Oh, so not good. Claire's heart practically ripped in half at the expression on Eve's face-a fast-changing mixture of longing, anger, fear, love, and finally, sadness. She reached up and pulled her earplugs out and said, "Sorry-I was just surprised."

Michael didn't answer. He was looking ... well, sick was probably the only word for it. Myrnin ignored the whole thing and pushed past him, out of the elevator. Shane, after a hesitation, followed, with Claire. Michael stepped out last, and only because the doors started to shut on him.

In the sudden and uncomfortable silence, the brown-haired vamp standing next to Eve took his headphones off and said, "Is there some problem?" He was talking to Michael, but he was looking at Eve.

"No," she said, and smiled brightly. "Thanks, Stephen. It's all good.

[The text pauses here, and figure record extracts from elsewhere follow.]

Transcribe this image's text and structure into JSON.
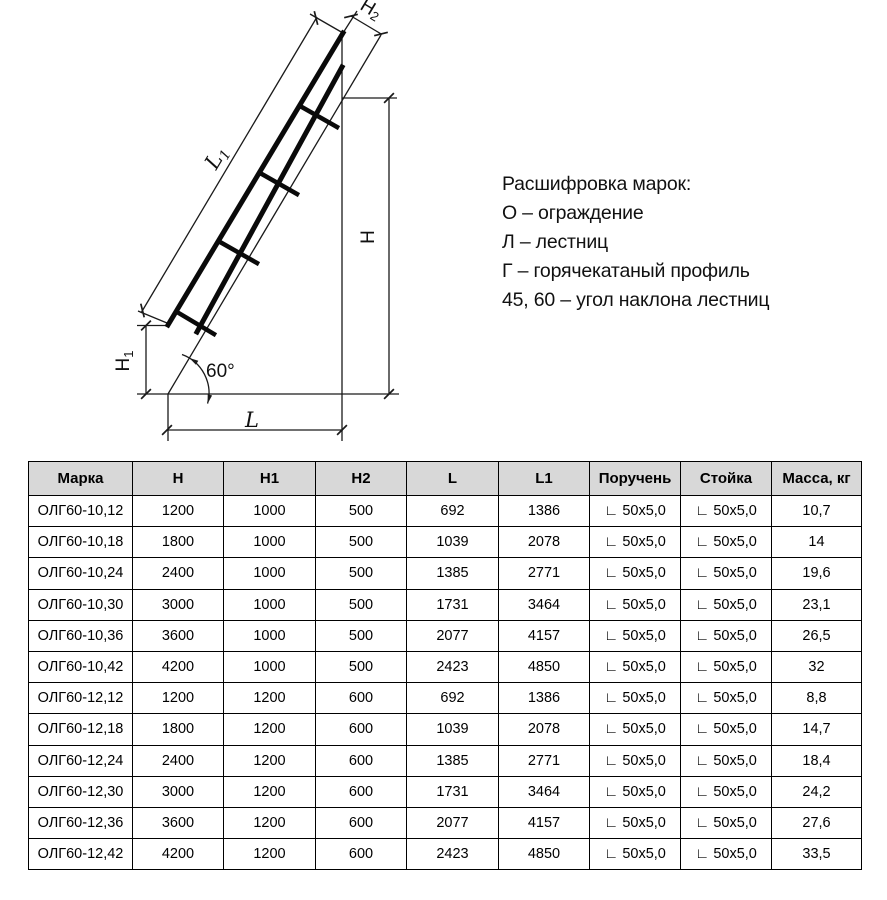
{
  "drawing": {
    "angle_label": "60°",
    "dim_labels": {
      "l1_main": "L",
      "l1_sub": "1",
      "h2_main": "Н",
      "h2_sub": "2",
      "h_main": "Н",
      "h1_main": "Н",
      "h1_sub": "1",
      "l_main": "L"
    }
  },
  "legend": {
    "lines": [
      "Расшифровка марок:",
      "О – ограждение",
      "Л – лестниц",
      "Г – горячекатаный профиль",
      "45, 60 – угол наклона лестниц"
    ]
  },
  "table": {
    "headers": [
      "Марка",
      "Н",
      "Н1",
      "Н2",
      "L",
      "L1",
      "Поручень",
      "Стойка",
      "Масса, кг"
    ],
    "rows": [
      [
        "ОЛГ60-10,12",
        "1200",
        "1000",
        "500",
        "692",
        "1386",
        "∟ 50x5,0",
        "∟ 50x5,0",
        "10,7"
      ],
      [
        "ОЛГ60-10,18",
        "1800",
        "1000",
        "500",
        "1039",
        "2078",
        "∟ 50x5,0",
        "∟ 50x5,0",
        "14"
      ],
      [
        "ОЛГ60-10,24",
        "2400",
        "1000",
        "500",
        "1385",
        "2771",
        "∟ 50x5,0",
        "∟ 50x5,0",
        "19,6"
      ],
      [
        "ОЛГ60-10,30",
        "3000",
        "1000",
        "500",
        "1731",
        "3464",
        "∟ 50x5,0",
        "∟ 50x5,0",
        "23,1"
      ],
      [
        "ОЛГ60-10,36",
        "3600",
        "1000",
        "500",
        "2077",
        "4157",
        "∟ 50x5,0",
        "∟ 50x5,0",
        "26,5"
      ],
      [
        "ОЛГ60-10,42",
        "4200",
        "1000",
        "500",
        "2423",
        "4850",
        "∟ 50x5,0",
        "∟ 50x5,0",
        "32"
      ],
      [
        "ОЛГ60-12,12",
        "1200",
        "1200",
        "600",
        "692",
        "1386",
        "∟ 50x5,0",
        "∟ 50x5,0",
        "8,8"
      ],
      [
        "ОЛГ60-12,18",
        "1800",
        "1200",
        "600",
        "1039",
        "2078",
        "∟ 50x5,0",
        "∟ 50x5,0",
        "14,7"
      ],
      [
        "ОЛГ60-12,24",
        "2400",
        "1200",
        "600",
        "1385",
        "2771",
        "∟ 50x5,0",
        "∟ 50x5,0",
        "18,4"
      ],
      [
        "ОЛГ60-12,30",
        "3000",
        "1200",
        "600",
        "1731",
        "3464",
        "∟ 50x5,0",
        "∟ 50x5,0",
        "24,2"
      ],
      [
        "ОЛГ60-12,36",
        "3600",
        "1200",
        "600",
        "2077",
        "4157",
        "∟ 50x5,0",
        "∟ 50x5,0",
        "27,6"
      ],
      [
        "ОЛГ60-12,42",
        "4200",
        "1200",
        "600",
        "2423",
        "4850",
        "∟ 50x5,0",
        "∟ 50x5,0",
        "33,5"
      ]
    ]
  },
  "colors": {
    "table_header_bg": "#d8d8d8",
    "line_color": "#000000"
  }
}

You guys go on."

"Good work," said the tall, dark-haired vampire woman, and opened the elevator doors again for the four of them to step inside while Eve lingered behind. "Call on us anytime, Eve."

She nodded without taking her gaze off Michael, her dark eyes large and unreadable now.

"Making new friends?" he asked her. No mistaking the jealousy in that tone. "Stephen? I thought you were off vampires."

"Lighten up," Eve said. "I saved his life. It's not like we're going out."

Even Shane winced at that one. Michael didn't. He remained stone-faced, staring at his girl, and then he shrugged and said, "Well, you can go with your new friends or come with us. Your choice, I guess."

"Where are we going?" Eve asked, like it wasn't even a real question. Which it probably wasn't.

"The water treatment plant," Myrnin said. "I'll catch you up if you'd like."

"That's-okay," Eve said, and held up a hand when he would have kept talking. "I'm so not in the mood, Chatty Batty. Just hand me something to do."

"Oh," he said, and rubbed his hands together, "I think I can do that. Yes, absolutely. Michael? If you would lead on, please?"

Michael was no longer smug, but he led them toward the far end of the garage. It felt oppressive and damp down here, and smelled of wet concrete and mold-smells that reminded Claire vividly of the draug, the pool, the horrific fight to survive.

The fear.

She took hold of Shane's hand, which was strategically stupid but emotionally smart; his warm, steady grip anchored her and made her feel less out of control. She couldn't tell what he was thinking, but he didn't let go.

A boxy gray shape loomed up in the dark, and Myrnin said, "Ahhhhh," in the way people do when they finally understand something. Claire squinted, but couldn't see much until Eve flicked on her flashlight and cast a harsh white glare over the gunmetal gray surface.

It was an armored cash truck, with some logo on it that was too sun-faded to read. It had a thick metal hide and a very intimidating door on the back.

"Nice. Gun ports," Shane said, flicking a fingernail at a round metal covering on the side of the truck. "Heavy steel. Run-flat tires. Bullet-resistant glass. Me likey, Mikey."

"It's a tank," Michael said. "Or at least as close as we're likely to get around here."

"Pop quiz," Eve said, and held up her black-fingernailed hand like a kid in school. "Does this thing actually, y'know, run?"